Italien, immer wieder Italien: Deutschland heute gegen Angstgegner

Italien, immer wieder Italien: Deutschland heute gegen Angstgegner

Heute Abend geht’s für die deutsche Fußball-Nationalmannschaft um alles oder nichts: Im EM-Viertelfinale trifft das Team von Trainer Jogi Löw auf Italien (21 Uhr/ARD). Für Neuer, Khedira & Co. gilt es dabei einiges gutzumachen.

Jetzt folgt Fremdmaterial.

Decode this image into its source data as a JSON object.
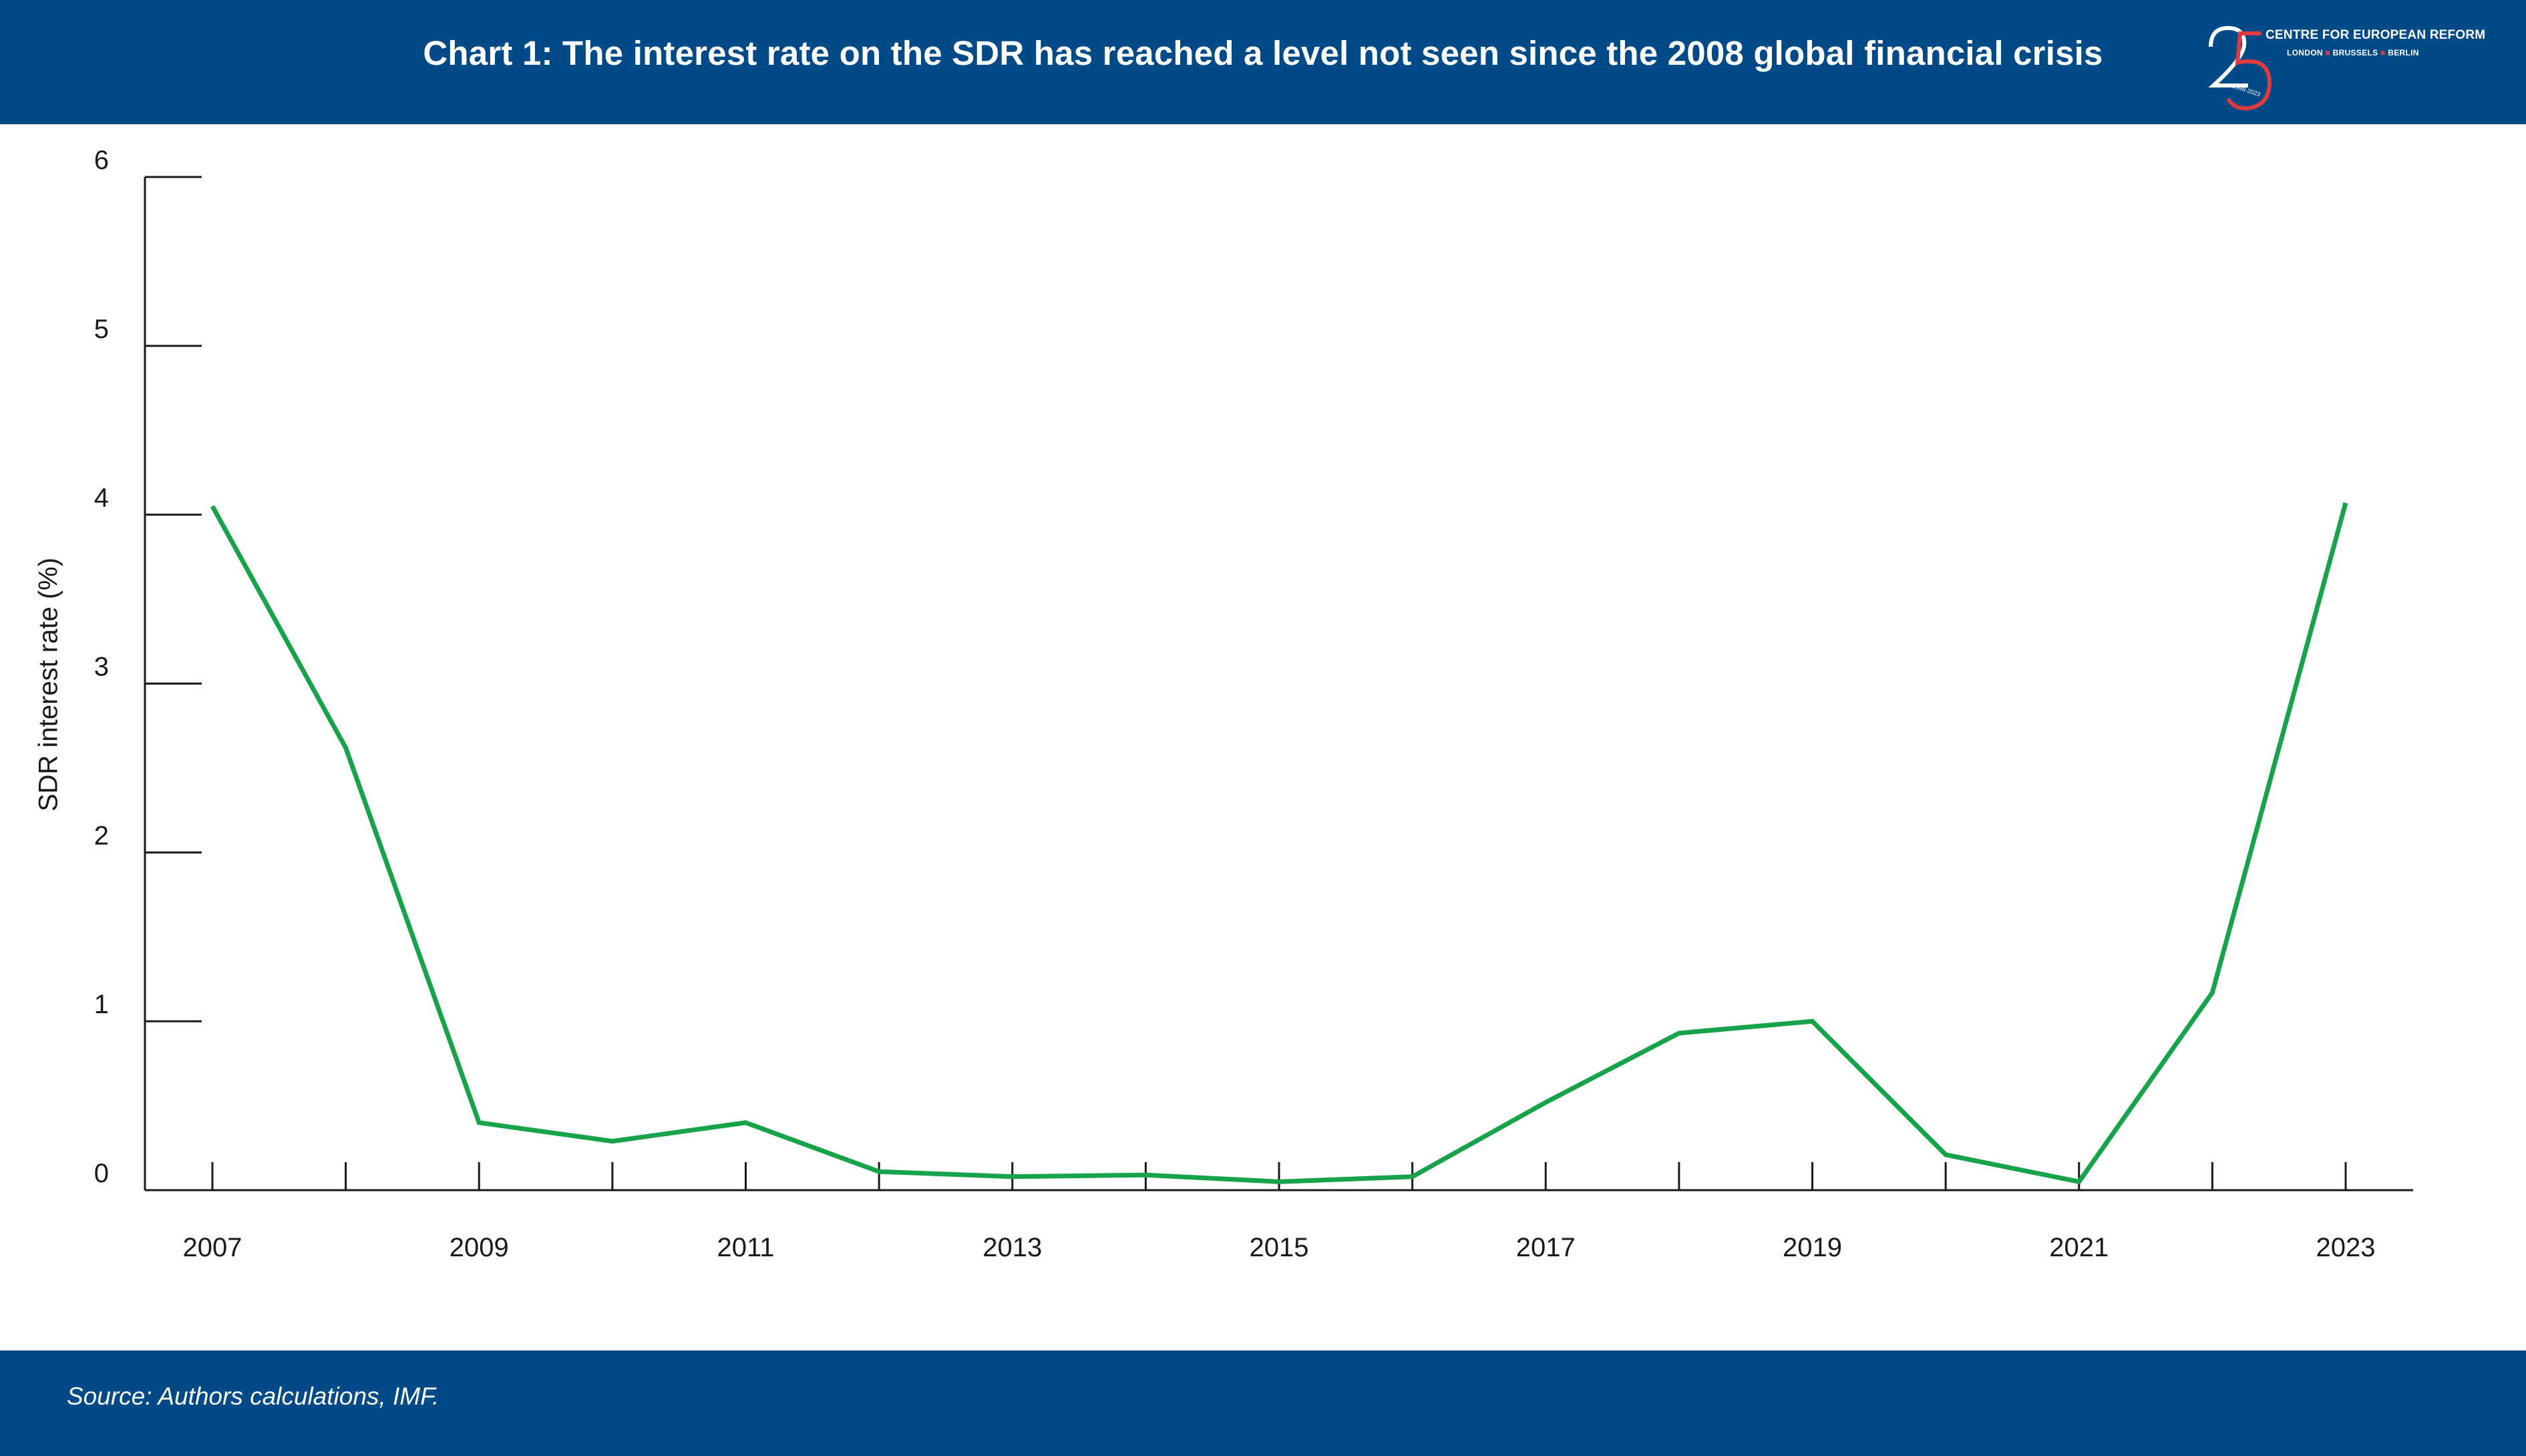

Italien, immer wieder Italien - beim Gedanken an die Squadra Azzurra, die italienische Fußball-Nationalmannschaft, stellen sich bei den Fans des deutschen Nationalteams die Haare zu Berge. Schuld daran sind Namen wie Mario Balotelli, Alessandro del Piero oder Gianni Rivera.
Schmerzhaft sind die Erinnerungen an die beiden Tore von Balotelli im Halbfinale der EM 2012, mit denen er Klose, Neuer & Co. aus dem Turnier kickte. Del Piero versetzte ganz Deutschland bei der Heim-WM 2006 mit seinem Tor zum entscheidenden 2:0 im Halbfinale in Schockstarre. Unvergessen auch der Treffer zum 4:3 von Italiens Mittelfeld-Legende Gianni Rivera, damals im Jahrhundertspiel im WM-Halbfinale 1970 in der sengenden Hitze von Mexiko-Stadt. Kurz gesagt: Spielte Deutschland bei großen Turnieren gegen Italien, gab's für die Jungs in Schwarz und Weiß nichts zu holen. Noch nie konnte Deutschland bei einer EM oder WM gegen die Squadra Azzurra gewinnen.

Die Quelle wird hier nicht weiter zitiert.